Wenn ein Millionenheer von Flüchtlingen
zu Gast ist bei der reichen Frau
(GBlog-Beiträge so far) + Ergänzung: Zwei wichtige Beiträge von Heribert Prantl:- Zum ZDF-Interview der Kanzlerin (DLF 13.11.)
Es war ein bemerkenswerter Auftritt. Es war ein Auftritt, der mich irgendwie an Helmut Kohl erinnerte. Alles, was sie sagte, widersprach den Fakten. Sie sagt, die Bundeskanzlerin hat die Lage im Griff; jeder weiß, dass sie sie nicht im Griff hat. Sie leugnet das Tohuwabohu in der Union. Sie erklärt schlichtweg die abweichenden Positionen, die es in der Partei zuhauf gibt, für ihre eigenen. Der Innenminister kehrt zurück zu Dublin. Es passt überhaupt nicht zu ihrer politischen Linie. Sie sagt, das ist genau das, was ich will.
Der Innenminister will den Familiennachzug der Syrer stoppen; Sie sagt, genau das will ich auch. Der Schutz für Bürgerkriegsflüchtlinge soll in der bisherigen Form entfallen; Sie erklärt das für in Ordnung, obwohl es im Sinne ihrer angeblichen Politik überhaupt nicht in Ordnung ist. Es ist eigentlich ein, die Lateiner würden sagen, 'Protestatio facto contraria'. Sie erklärt etwas, was mit den Realitäten überhaupt nicht übereinstimmt, macht es aber mit einem solchen Selbstbewusstsein, ja einer Chuzpe, dass es schon wirklich erstaunlich ist.
- Merkels Beschwörungen (Süddeutsche, 13. 11.)
Merkel redet vom freundlichen Gesicht ihrer Politik, aber die neuen Gesetze, die ihre Regierung macht, sind mehr als unfreundlich. Merkel spricht von ihren Überzeugungen; aber ihre Regierung hat kein Konzept dafür. Sie redet von der Aufnahme von Flüchtlingen; ihre Regierung praktiziert deren Abwehr. Ist das Merkelsche Dialektik?

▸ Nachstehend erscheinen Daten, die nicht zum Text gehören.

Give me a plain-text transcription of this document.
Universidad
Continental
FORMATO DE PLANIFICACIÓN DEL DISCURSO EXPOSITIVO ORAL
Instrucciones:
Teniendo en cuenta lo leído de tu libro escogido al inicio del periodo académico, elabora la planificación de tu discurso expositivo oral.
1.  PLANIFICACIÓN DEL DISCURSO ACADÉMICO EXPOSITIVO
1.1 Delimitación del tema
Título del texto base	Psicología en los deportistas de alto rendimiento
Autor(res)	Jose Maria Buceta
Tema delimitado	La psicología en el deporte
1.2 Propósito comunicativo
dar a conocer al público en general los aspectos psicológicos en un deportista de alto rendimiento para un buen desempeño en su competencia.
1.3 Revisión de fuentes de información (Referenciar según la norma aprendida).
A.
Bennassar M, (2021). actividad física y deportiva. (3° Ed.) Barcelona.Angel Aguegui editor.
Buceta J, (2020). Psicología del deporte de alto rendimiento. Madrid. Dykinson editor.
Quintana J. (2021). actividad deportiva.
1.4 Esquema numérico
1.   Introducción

Die Zivilgesellschaft in Deutschland agiert in der Flüchtlingskrise weit couragierter als die deutsche Bundesregierung. Aber auch das beste zivilgesellschaftliche Netzwerk ersetzt nicht gute Staatsverwaltung und gescheite Leitlinien. Gute Flüchtlingspolitik braucht gute Planung und kluge Entschlossenheit...
Private Netzwerke, Freiwillige Feuerwehren, technische und sonstige Hilfswerke leisten so viel Flüchtlingsnothilfe, wie sie nur können. All diese Arbeit braucht aber ein stabiles staatliches Koordinatensystem; das fehlt in der Flüchtlingspolitik; an den Achsen dieser Politik wird wild herumgebogen von Politikern der CDU/CSU; in einem verbogenen Koordinatensystem verliert die Arbeit der Zivilgesellschaft Ziel und Richtung...
Vgl. Hospitalität zwischen Philanthropie und Recht
Im Übrigen wiederhole ich Seeßlens vorzügliche Definition: Merkelianismus
... besteht aus einfachen Grundzutaten: Erzeugung eines Nebels von Harmonie, egal wie erkauft, gelogen, geträumt. Darunter: Stärkung der staatlichen Gewalt, Polizei, Überwachung, Militär, Geheimdienst. Darunter: Abbau des Staates als fürsorgendes und beschützendes Instrument der Gemeinschaft, Übereignung des Geschehens an die großen Spieler des Marktes. Darunter (und da schließt sich der Kreis): Erzeugung eines neuen Wir-Gefühls, in dem die Politik des Neoliberalismus als Schicksal angesehen wird, dem gegenüber nur familiäre Wärme und gleichzeitig Härte helfen kann.